Montréal n’est ni la plus jolie, ni la plus laide. Elle n’est ni la plus chétive, ni la plus obèse. Montréal n’est certes pas la plus riche, mais ce n’est pas la plus pauvre. C’est ma ville, j’y suis né, j’y ai toujours vécu et j’y mourrai un jour. Le Grand Prix du Canada ne la rend que plus désirable à mes yeux.

Les grincheux, plus ou moins nus, ont beau vouloir faire de cet événement un symbole de tous leurs griefs plus ou moins justifiés, je m’en fous.
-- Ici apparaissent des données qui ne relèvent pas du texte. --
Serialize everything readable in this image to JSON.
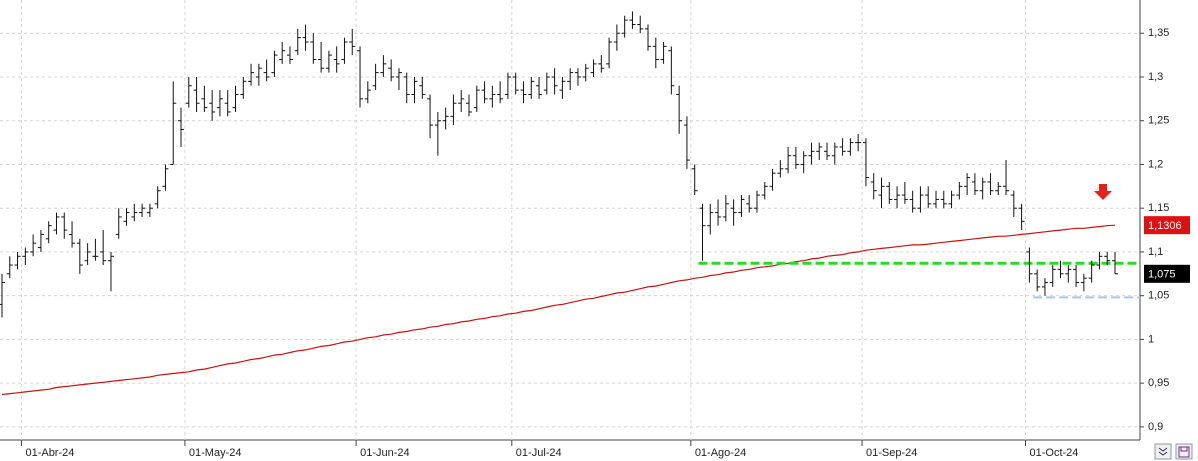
{
  "chart_data": {
    "type": "ohlc",
    "categories": [
      null,
      null,
      null,
      "01-Abr-24",
      null,
      null,
      null,
      null,
      null,
      null,
      null,
      null,
      null,
      null,
      null,
      null,
      null,
      null,
      null,
      null,
      null,
      null,
      null,
      null,
      "01-May-24",
      null,
      null,
      null,
      null,
      null,
      null,
      null,
      null,
      null,
      null,
      null,
      null,
      null,
      null,
      null,
      null,
      null,
      null,
      null,
      null,
      null,
      "01-Jun-24",
      null,
      null,
      null,
      null,
      null,
      null,
      null,
      null,
      null,
      null,
      null,
      null,
      null,
      null,
      null,
      null,
      null,
      null,
      null,
      "01-Jul-24",
      null,
      null,
      null,
      null,
      null,
      null,
      null,
      null,
      null,
      null,
      null,
      null,
      null,
      null,
      null,
      null,
      null,
      null,
      null,
      null,
      null,
      null,
      "01-Ago-24",
      null,
      null,
      null,
      null,
      null,
      null,
      null,
      null,
      null,
      null,
      null,
      null,
      null,
      null,
      null,
      null,
      null,
      null,
      null,
      null,
      null,
      "01-Sep-24",
      null,
      null,
      null,
      null,
      null,
      null,
      null,
      null,
      null,
      null,
      null,
      null,
      null,
      null,
      null,
      null,
      null,
      null,
      null,
      null,
      "01-Oct-24",
      null,
      null,
      null,
      null,
      null,
      null,
      null,
      null,
      null,
      null,
      null
    ],
    "ohlc": {
      "color": "#111111",
      "open": [
        1.04,
        1.075,
        1.085,
        1.095,
        1.1,
        1.105,
        1.115,
        1.125,
        1.14,
        1.12,
        1.11,
        1.09,
        1.095,
        1.1,
        1.09,
        1.12,
        1.135,
        1.14,
        1.145,
        1.145,
        1.155,
        1.175,
        1.2,
        1.25,
        1.27,
        1.285,
        1.275,
        1.27,
        1.265,
        1.27,
        1.265,
        1.28,
        1.295,
        1.3,
        1.305,
        1.305,
        1.32,
        1.325,
        1.33,
        1.345,
        1.34,
        1.32,
        1.31,
        1.32,
        1.32,
        1.34,
        1.33,
        1.275,
        1.29,
        1.305,
        1.31,
        1.3,
        1.3,
        1.28,
        1.29,
        1.275,
        1.245,
        1.25,
        1.255,
        1.27,
        1.27,
        1.265,
        1.285,
        1.275,
        1.28,
        1.28,
        1.3,
        1.285,
        1.28,
        1.29,
        1.285,
        1.3,
        1.285,
        1.295,
        1.305,
        1.3,
        1.305,
        1.315,
        1.315,
        1.34,
        1.35,
        1.365,
        1.36,
        1.355,
        1.335,
        1.32,
        1.33,
        1.28,
        1.245,
        1.195,
        1.15,
        1.13,
        1.145,
        1.14,
        1.15,
        1.145,
        1.155,
        1.15,
        1.165,
        1.175,
        1.19,
        1.195,
        1.21,
        1.2,
        1.21,
        1.215,
        1.215,
        1.21,
        1.22,
        1.215,
        1.225,
        1.225,
        1.18,
        1.165,
        1.175,
        1.16,
        1.165,
        1.16,
        1.15,
        1.165,
        1.155,
        1.16,
        1.155,
        1.165,
        1.175,
        1.18,
        1.17,
        1.18,
        1.17,
        1.175,
        1.165,
        1.15,
        1.1,
        1.075,
        1.06,
        1.065,
        1.08,
        1.075,
        1.08,
        1.065,
        1.07,
        1.085,
        1.095,
        1.09
      ],
      "high": [
        1.075,
        1.095,
        1.1,
        1.105,
        1.12,
        1.125,
        1.135,
        1.145,
        1.145,
        1.135,
        1.115,
        1.11,
        1.115,
        1.125,
        1.1,
        1.15,
        1.15,
        1.155,
        1.155,
        1.155,
        1.175,
        1.2,
        1.295,
        1.265,
        1.3,
        1.3,
        1.29,
        1.285,
        1.285,
        1.285,
        1.29,
        1.3,
        1.315,
        1.315,
        1.32,
        1.33,
        1.34,
        1.335,
        1.355,
        1.36,
        1.35,
        1.34,
        1.33,
        1.335,
        1.345,
        1.355,
        1.335,
        1.295,
        1.315,
        1.325,
        1.32,
        1.31,
        1.305,
        1.3,
        1.3,
        1.28,
        1.26,
        1.265,
        1.28,
        1.285,
        1.28,
        1.29,
        1.295,
        1.29,
        1.295,
        1.305,
        1.305,
        1.295,
        1.3,
        1.3,
        1.305,
        1.31,
        1.3,
        1.31,
        1.31,
        1.315,
        1.32,
        1.325,
        1.345,
        1.36,
        1.37,
        1.375,
        1.37,
        1.36,
        1.345,
        1.34,
        1.335,
        1.29,
        1.255,
        1.2,
        1.155,
        1.155,
        1.16,
        1.165,
        1.16,
        1.165,
        1.165,
        1.17,
        1.18,
        1.195,
        1.205,
        1.22,
        1.22,
        1.215,
        1.225,
        1.225,
        1.225,
        1.225,
        1.23,
        1.23,
        1.235,
        1.23,
        1.19,
        1.185,
        1.18,
        1.175,
        1.18,
        1.17,
        1.175,
        1.175,
        1.17,
        1.17,
        1.17,
        1.18,
        1.19,
        1.19,
        1.185,
        1.19,
        1.18,
        1.205,
        1.17,
        1.155,
        1.105,
        1.08,
        1.07,
        1.085,
        1.09,
        1.085,
        1.085,
        1.075,
        1.09,
        1.1,
        1.1,
        1.1
      ],
      "low": [
        1.025,
        1.07,
        1.08,
        1.085,
        1.095,
        1.1,
        1.11,
        1.12,
        1.115,
        1.105,
        1.075,
        1.085,
        1.09,
        1.085,
        1.055,
        1.115,
        1.13,
        1.135,
        1.14,
        1.14,
        1.15,
        1.17,
        1.2,
        1.22,
        1.265,
        1.26,
        1.26,
        1.25,
        1.255,
        1.255,
        1.26,
        1.275,
        1.29,
        1.29,
        1.295,
        1.3,
        1.315,
        1.315,
        1.325,
        1.33,
        1.315,
        1.305,
        1.305,
        1.305,
        1.315,
        1.325,
        1.265,
        1.27,
        1.285,
        1.3,
        1.295,
        1.285,
        1.27,
        1.27,
        1.275,
        1.23,
        1.21,
        1.24,
        1.245,
        1.26,
        1.255,
        1.26,
        1.27,
        1.265,
        1.27,
        1.275,
        1.28,
        1.27,
        1.275,
        1.275,
        1.28,
        1.28,
        1.275,
        1.285,
        1.29,
        1.295,
        1.3,
        1.305,
        1.31,
        1.33,
        1.345,
        1.355,
        1.35,
        1.33,
        1.31,
        1.315,
        1.28,
        1.235,
        1.195,
        1.165,
        1.09,
        1.12,
        1.13,
        1.135,
        1.13,
        1.14,
        1.145,
        1.145,
        1.16,
        1.17,
        1.185,
        1.19,
        1.195,
        1.19,
        1.2,
        1.205,
        1.205,
        1.2,
        1.21,
        1.21,
        1.215,
        1.175,
        1.16,
        1.15,
        1.155,
        1.15,
        1.155,
        1.145,
        1.145,
        1.15,
        1.15,
        1.15,
        1.15,
        1.16,
        1.165,
        1.165,
        1.16,
        1.165,
        1.165,
        1.165,
        1.14,
        1.125,
        1.065,
        1.055,
        1.05,
        1.06,
        1.07,
        1.065,
        1.06,
        1.055,
        1.065,
        1.08,
        1.085,
        1.075
      ],
      "close": [
        1.065,
        1.085,
        1.095,
        1.1,
        1.11,
        1.12,
        1.13,
        1.14,
        1.125,
        1.11,
        1.085,
        1.1,
        1.095,
        1.09,
        1.095,
        1.14,
        1.145,
        1.145,
        1.15,
        1.15,
        1.17,
        1.195,
        1.27,
        1.24,
        1.29,
        1.27,
        1.265,
        1.26,
        1.275,
        1.26,
        1.28,
        1.295,
        1.305,
        1.31,
        1.3,
        1.325,
        1.33,
        1.32,
        1.345,
        1.34,
        1.32,
        1.31,
        1.325,
        1.315,
        1.34,
        1.335,
        1.275,
        1.285,
        1.305,
        1.315,
        1.3,
        1.305,
        1.28,
        1.295,
        1.28,
        1.245,
        1.25,
        1.255,
        1.27,
        1.275,
        1.26,
        1.285,
        1.275,
        1.28,
        1.275,
        1.3,
        1.285,
        1.28,
        1.295,
        1.28,
        1.3,
        1.29,
        1.295,
        1.305,
        1.3,
        1.31,
        1.315,
        1.31,
        1.34,
        1.35,
        1.365,
        1.36,
        1.355,
        1.335,
        1.32,
        1.335,
        1.29,
        1.25,
        1.205,
        1.17,
        1.13,
        1.145,
        1.14,
        1.155,
        1.145,
        1.16,
        1.15,
        1.165,
        1.175,
        1.19,
        1.195,
        1.21,
        1.2,
        1.21,
        1.215,
        1.22,
        1.21,
        1.22,
        1.215,
        1.225,
        1.225,
        1.185,
        1.17,
        1.175,
        1.16,
        1.165,
        1.16,
        1.15,
        1.165,
        1.155,
        1.16,
        1.155,
        1.165,
        1.175,
        1.185,
        1.17,
        1.18,
        1.17,
        1.175,
        1.17,
        1.15,
        1.135,
        1.075,
        1.06,
        1.065,
        1.08,
        1.075,
        1.08,
        1.065,
        1.07,
        1.085,
        1.095,
        1.09,
        1.075
      ],
      "last_label": "1,075",
      "last_label_color": "#000000"
    },
    "ma": {
      "color": "#cc1111",
      "values": [
        0.937,
        0.938,
        0.939,
        0.94,
        0.941,
        0.942,
        0.943,
        0.945,
        0.946,
        0.947,
        0.948,
        0.949,
        0.95,
        0.951,
        0.952,
        0.953,
        0.954,
        0.955,
        0.956,
        0.957,
        0.959,
        0.96,
        0.961,
        0.962,
        0.963,
        0.965,
        0.966,
        0.968,
        0.97,
        0.972,
        0.973,
        0.975,
        0.977,
        0.978,
        0.98,
        0.982,
        0.983,
        0.985,
        0.987,
        0.988,
        0.99,
        0.992,
        0.993,
        0.995,
        0.997,
        0.998,
        1.0,
        1.002,
        1.003,
        1.005,
        1.006,
        1.008,
        1.009,
        1.011,
        1.012,
        1.014,
        1.015,
        1.017,
        1.018,
        1.02,
        1.021,
        1.023,
        1.024,
        1.026,
        1.027,
        1.029,
        1.03,
        1.032,
        1.033,
        1.035,
        1.037,
        1.039,
        1.04,
        1.042,
        1.044,
        1.046,
        1.047,
        1.049,
        1.051,
        1.053,
        1.054,
        1.056,
        1.058,
        1.06,
        1.061,
        1.063,
        1.065,
        1.067,
        1.068,
        1.07,
        1.071,
        1.073,
        1.074,
        1.076,
        1.077,
        1.079,
        1.08,
        1.082,
        1.083,
        1.084,
        1.086,
        1.087,
        1.089,
        1.09,
        1.092,
        1.093,
        1.095,
        1.096,
        1.097,
        1.099,
        1.1,
        1.102,
        1.103,
        1.104,
        1.105,
        1.106,
        1.107,
        1.108,
        1.108,
        1.109,
        1.11,
        1.111,
        1.112,
        1.113,
        1.114,
        1.115,
        1.116,
        1.117,
        1.118,
        1.118,
        1.119,
        1.12,
        1.121,
        1.122,
        1.123,
        1.124,
        1.125,
        1.126,
        1.127,
        1.127,
        1.128,
        1.129,
        1.13,
        1.1306
      ],
      "last_label": "1,1306",
      "last_label_color": "#dd1111"
    },
    "levels": [
      {
        "value": 1.087,
        "color": "#22dd22",
        "from": 90
      },
      {
        "value": 1.048,
        "color": "#a9c6e6",
        "from": 133
      }
    ],
    "ylim": [
      0.885,
      1.388
    ],
    "yticks": [
      {
        "value": 1.35,
        "label": "1,35"
      },
      {
        "value": 1.3,
        "label": "1,3"
      },
      {
        "value": 1.25,
        "label": "1,25"
      },
      {
        "value": 1.2,
        "label": "1,2"
      },
      {
        "value": 1.15,
        "label": "1,15"
      },
      {
        "value": 1.1,
        "label": "1,1"
      },
      {
        "value": 1.05,
        "label": "1,05"
      },
      {
        "value": 1,
        "label": "1"
      },
      {
        "value": 0.95,
        "label": "0,95"
      },
      {
        "value": 0.9,
        "label": "0,9"
      }
    ],
    "grid": true
  }
}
Personnellement, j’aimerais que les p’tits gros et les p’tites grosses s’abstiennent de se dénuder à la face du monde, mais bon, à chacun son quinze secondes de gloire universelle.

Je préfère, et de loin, voir Montréal se prendre pour Monaco, ne serait-ce que le temps d’un week-end, que de prétendre être aussi opprimée que Bahreïn. Montréal, ce n’est pas Monaco me direz-vous et je vous le concède. Mais c’est certainement davantage Monaco que Bahreïn.

Évidemment que pour le comprendre encore faut-il être un jour sorti de son quartier.

Entre le tintamarre de casseroles achetées dans les magasins à un dollar et le mélodieux rugissement d’une F1, vous comprendrez que, pour moi personnellement, le choix me semble très clair. 

À chacun son Noël. Et paix sur Terre aux hommes de bonne volonté qu’ils disaient jadis naguère! Joyeux Noël!